Red Hat Linux Versions: Fedora, Enterprise, and CentOS
December 7, 2017
Many software and operating systems now offer similar services and functions in today’s rapidly advancing IT world. This has made it difficult to determine the “best” OS or software application on the market. Manufacturers are launching readily comparable products forcing organizations to face the reality of being in charge of determining which OS or software application is best suited to their needs. One common operating system for enterprises of any size is Linux. Organizations, for example the New York Stock Exchange, often use one of the Red Hat Linux versions. However, Red Hat Linux comes in different flavors making the task of choosing an operating system seem impossible.
The three most common Red Hat Linux versions are Enterprise Linux (RHEL), CentOS, and Fedora. Breaking down similarities and differences between the distributions this post will help you gain a better understanding of each version. Additionally, we will identify which distribution (commonly distro) best suited for a specific type of user.
Unfamiliar with Red Hat Linux? Read more about it here.
Red Hat Linux Versions
The similarities between the three most popular Red Hat Linux versions often leads to confusion among users and enthusiasts; especially with regards to what sets them apart from one another. It is worth pointing out the common denominator among these three Linux distros is they are from Red Hat. It must also be noted that although Fedora was initially created using Red Hats’ source code, RHEL is now entirely derived using stable versions of Fedora. CentOS is essentially the same as RHEL but without the commercial license or support.
The following are some categorical differences that exist among these Linux operating systems:
Cost of Licensing
Fedora and CentOS remain absolutely free to use. Businesses opting for Red Hat Enterprise Linux will be expected to pay for ongoing support and premium licenses.
Focus and Support
Fedora is backed by Red Hat and has continued to be community driven and supported throughout the years. CentOS which can be regarded as a clone of RHEL without the Red Hat trademark and branding, is fully supported by an enthusiastic community of experts.
Stability: release cycle, updates, etc.
Whereas Fedora focuses on quick releases every six months to meet up with technological advancements, Red Hat Enterprise Linux and CentOS are both focused on stability. Additionally, CentOS and RHEL offer a more predictable platform for users.
See a side by side representation of the above differences in the table below.

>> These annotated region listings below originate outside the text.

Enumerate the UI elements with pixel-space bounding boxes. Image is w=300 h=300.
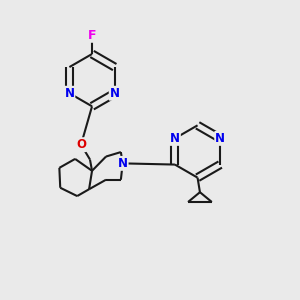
Text: N: N bbox=[64, 87, 74, 100]
Text: N: N bbox=[170, 132, 180, 145]
Text: N: N bbox=[118, 157, 128, 170]
Text: O: O bbox=[76, 138, 86, 151]
Text: N: N bbox=[110, 87, 120, 100]
Text: N: N bbox=[215, 132, 225, 145]
Text: F: F bbox=[88, 29, 96, 42]
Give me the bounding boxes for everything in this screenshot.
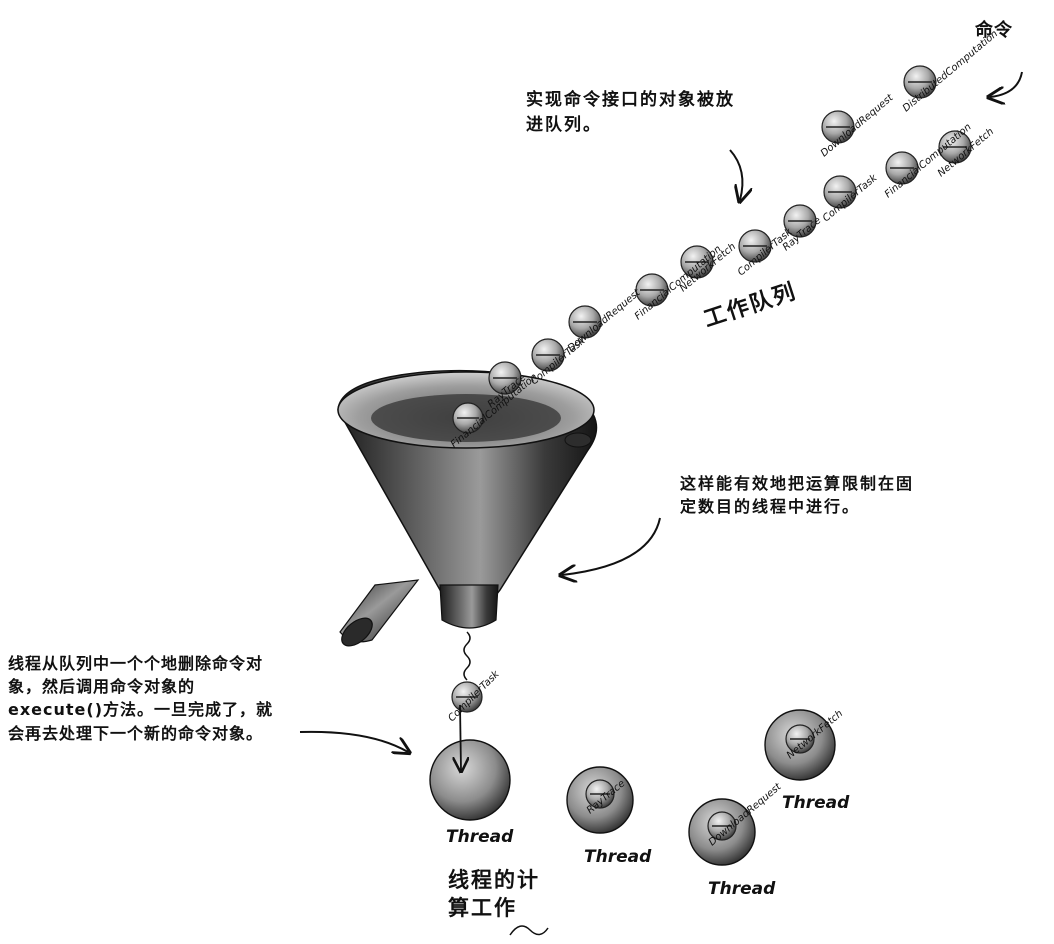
threads: ThreadRayTraceThreadDownloadRequestThrea… — [429, 708, 850, 899]
thread-note-arrow — [299, 730, 408, 752]
objects-queued-note: 实现命令接口的对象被放进队列。 — [526, 90, 735, 135]
thread-label: Thread — [708, 879, 776, 899]
thread: Thread — [429, 739, 514, 847]
thread-note: 线程从队列中一个个地删除命令对象，然后调用命令对象的execute()方法。一旦… — [8, 654, 274, 743]
computation-label: 线程的计算工作 — [448, 868, 540, 921]
dropping-command-object: CompilerTask — [446, 668, 502, 724]
thread-label: Thread — [584, 847, 652, 867]
thread-label: Thread — [782, 793, 850, 813]
limit-note: 这样能有效地把运算限制在固定数目的线程中进行。 — [680, 474, 915, 517]
into-thread-arrow — [460, 704, 461, 770]
queued-arrow — [729, 149, 742, 200]
doodle — [509, 925, 549, 936]
limit-arrow — [562, 517, 661, 575]
command-arrow — [990, 71, 1023, 97]
thread-label: Thread — [446, 827, 514, 847]
queue-item: CompilerTask — [821, 172, 880, 224]
command-label: 命令 — [975, 20, 1013, 41]
queue-item: DownloadRequest — [819, 92, 896, 159]
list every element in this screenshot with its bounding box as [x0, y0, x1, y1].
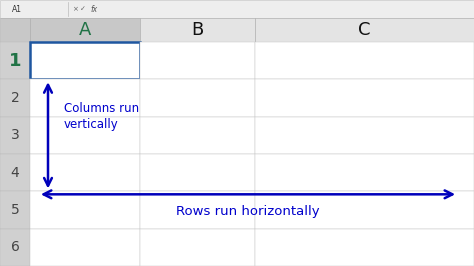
Text: B: B — [191, 21, 204, 39]
Bar — [255, 79, 474, 117]
Text: fx: fx — [90, 5, 97, 14]
Bar — [30, 191, 140, 229]
Bar — [0, 154, 30, 191]
Text: 2: 2 — [10, 91, 19, 105]
Bar — [140, 154, 255, 191]
Text: 3: 3 — [10, 128, 19, 142]
Text: A: A — [79, 21, 91, 39]
Bar — [30, 229, 140, 266]
Bar — [30, 117, 140, 154]
Bar — [255, 191, 474, 229]
Text: 6: 6 — [10, 240, 19, 254]
Bar — [0, 42, 30, 79]
Bar — [255, 18, 474, 42]
Bar — [30, 154, 140, 191]
Text: Rows run horizontally: Rows run horizontally — [176, 205, 320, 218]
Bar — [140, 191, 255, 229]
Bar — [140, 79, 255, 117]
Bar — [255, 154, 474, 191]
Bar — [0, 229, 30, 266]
Bar — [0, 0, 474, 18]
Text: ×: × — [72, 6, 78, 12]
Bar — [0, 191, 30, 229]
Text: Columns run
vertically: Columns run vertically — [64, 102, 139, 131]
Bar — [30, 18, 140, 42]
Bar — [0, 79, 30, 117]
Bar — [0, 18, 30, 42]
Text: ✓: ✓ — [80, 6, 86, 12]
Text: C: C — [358, 21, 371, 39]
Bar — [255, 229, 474, 266]
Bar — [140, 42, 255, 79]
Bar — [140, 229, 255, 266]
Bar — [30, 42, 140, 79]
Text: 4: 4 — [10, 166, 19, 180]
Text: A1: A1 — [12, 5, 22, 14]
Bar — [0, 117, 30, 154]
Bar — [255, 117, 474, 154]
Bar — [255, 42, 474, 79]
Bar — [140, 18, 255, 42]
Bar — [140, 117, 255, 154]
Bar — [30, 79, 140, 117]
Text: 1: 1 — [9, 52, 21, 70]
Text: 5: 5 — [10, 203, 19, 217]
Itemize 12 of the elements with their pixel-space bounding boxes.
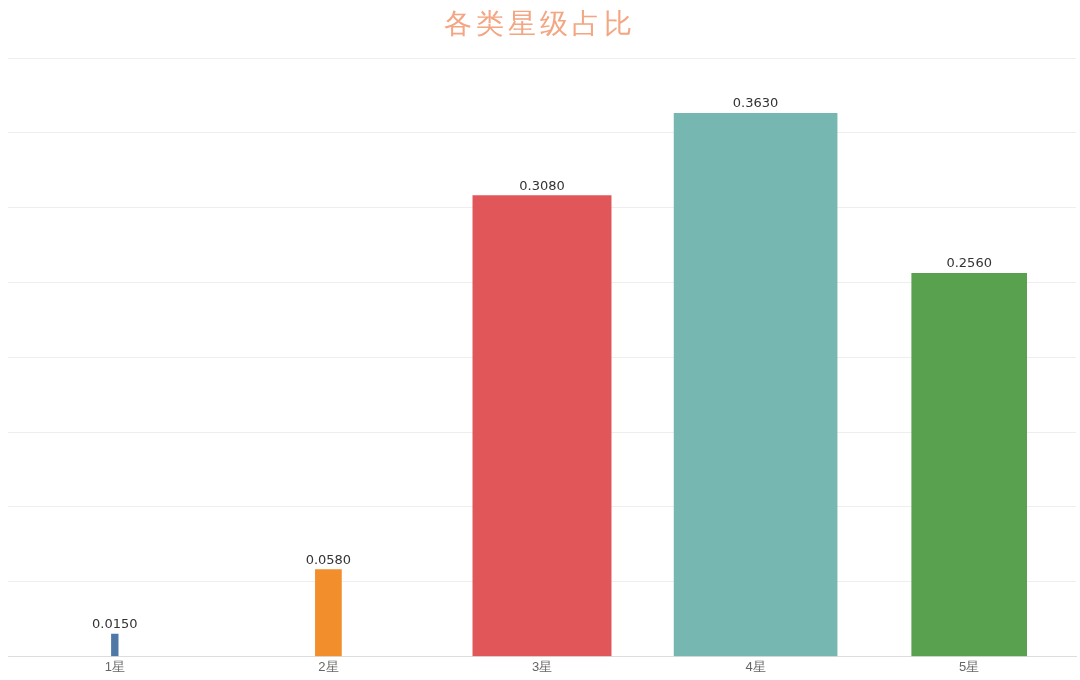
x-tick-label: 3星 (531, 658, 553, 674)
data-label: 0.3630 (732, 95, 779, 111)
x-tick-label: 5星 (959, 658, 980, 674)
data-label: 0.0580 (305, 551, 352, 567)
x-tick-label: 4星 (745, 658, 766, 674)
data-label: 0.2560 (946, 255, 992, 271)
data-label: 0.3080 (519, 177, 565, 193)
chart-title: 各类星级占比 (443, 6, 637, 42)
x-tick-label: 2星 (318, 658, 339, 674)
bar (911, 273, 1028, 657)
x-tick-label: 1星 (104, 658, 125, 674)
data-label: 0.0150 (92, 615, 138, 631)
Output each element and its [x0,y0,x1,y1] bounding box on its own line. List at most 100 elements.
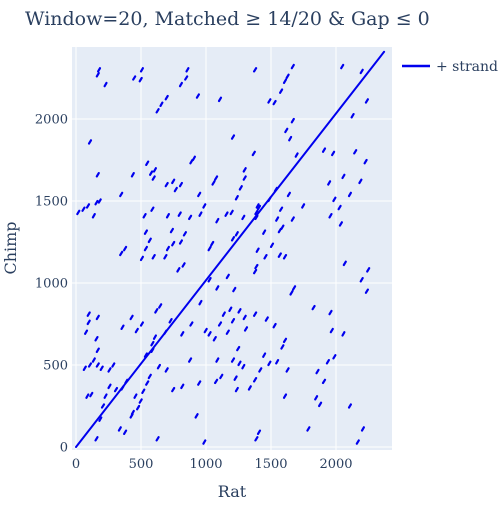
match-segment [269,242,275,248]
match-segment [181,262,186,268]
match-segment [178,181,183,188]
match-segment [217,96,223,103]
match-segment [225,273,230,280]
match-segment [262,352,267,358]
match-segment [353,149,358,155]
match-segment [327,180,332,186]
match-segment [267,196,272,203]
match-segment [132,75,137,81]
match-segment [159,101,164,108]
match-segment [215,357,220,363]
match-segment [285,73,290,80]
match-segment [211,180,216,186]
match-segment [321,147,327,153]
match-segment [107,383,112,390]
match-segment [113,386,119,393]
match-segment [95,347,100,353]
match-segment [267,360,272,367]
chart-title: Window=20, Matched ≥ 14/20 & Gap ≤ 0 [25,8,430,30]
match-segment [228,306,233,312]
match-segment [194,413,199,419]
match-segment [215,217,220,224]
y-tick-label: 1500 [35,195,68,210]
match-segment [290,117,295,124]
match-segment [364,98,369,104]
match-segment [217,321,223,327]
match-segment [91,357,96,363]
match-segment [100,403,106,409]
match-segment [254,436,259,442]
match-segment [243,326,249,332]
match-segment [282,78,288,85]
match-segment [241,363,246,370]
match-segment [133,393,138,399]
match-segment [301,203,306,209]
match-segment [311,304,316,311]
match-segment [272,99,277,106]
match-segment [238,185,243,191]
match-segment [255,247,260,253]
legend[interactable]: + strand [402,59,498,75]
match-segment [254,214,259,221]
match-segment [89,391,94,398]
match-segment [103,393,108,399]
x-tick-label: 0 [72,457,80,472]
match-segment [177,211,182,217]
match-segment [229,209,234,216]
match-segment [359,68,364,75]
x-axis-ticks: 0 500 1000 1500 2000 [72,457,353,472]
match-segment [262,229,267,235]
match-segment [195,93,200,99]
legend-label-plus-strand: + strand [436,59,498,75]
match-segment [95,172,100,178]
match-segment [171,386,176,393]
match-segment [328,213,333,219]
match-segment [267,98,272,104]
match-segment [273,186,278,193]
match-segment [142,213,147,219]
match-segment [294,152,299,158]
x-axis-title: Rat [218,482,247,501]
match-segment [341,331,346,337]
match-segment [98,416,103,422]
match-segment [198,299,203,306]
match-segment [155,436,160,442]
match-segment [119,250,124,257]
match-segment [366,267,371,273]
match-segment [129,314,134,321]
match-segment [182,231,187,237]
match-segment [242,167,247,173]
match-segment [224,211,229,217]
match-segment [202,439,207,445]
match-segment [138,398,143,404]
match-segment [145,380,150,386]
match-segment [242,175,247,181]
match-segment [230,357,236,363]
match-segment [292,285,297,291]
match-segment [237,308,242,314]
match-segment [95,71,100,78]
match-segment [360,426,365,432]
match-segment [107,367,112,373]
match-segment [284,127,289,134]
match-segment [139,67,144,73]
match-segment [163,254,168,260]
match-segment [234,386,239,393]
plot-area [72,47,392,450]
match-segment [241,214,246,221]
match-segment [197,191,202,198]
match-segment [139,255,144,262]
match-segment [347,403,352,409]
match-segment [350,112,355,119]
match-segment [215,285,220,291]
match-segment [355,439,360,445]
match-segment [314,395,319,401]
match-segment [275,216,280,222]
match-segment [180,331,185,337]
match-segment [242,314,247,321]
match-segment [275,359,280,365]
match-segment [83,329,89,335]
match-segment [203,327,208,334]
match-segment [253,67,258,73]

|Cost of License or Support
|Support or license fee required
Focus and Support
|Stable with less frequent updates
|Less stable with frequent release cycle
|Stable with predictable releases and updates
|Based on replicating RHEL without any trademark
|Based on Red Hat’s source code
|RHEL is based on the stable versions of Fedora periodically
Users of the Different Red Hat Linux Versions
CentOS is typically considered a clone of RHEL without the trademark and branding. As a result, organizations and developers who cannot afford to pay Red Hat’s support fee or have their own in-house support will typically opt for CentOS. CentOS provides stability needed by developers and organizations who find they do not need Red Hat support.
Fedora is best suited to individuals and organizations who want to benefit from quick releases of new features and functionality. Fedora is widely considered a great platform for Devops. Typically used by developers and small organizations who need to carry out regular testing for new functionalities and features
When it comes to running business critical services and applications, paid support provided by Red Hat Enterprise Linux trumps every other distribution. Therefore, most large corporations will continue to choose this option when it comes to launching their apps or virtualization servers.
Confusion regarding the link between Red Hat Enterprise Linux, Fedora and CentOS is not uncommon and often stems from the fact that they all originate from the same source code. However, the key difference between them lies in whether users are willing to pay for support or cater for frequent/infrequent releases and updates. Nevertheless, whichever option is chosen, users can be rest assured that the core functionalities of these Linux distributions remain the same.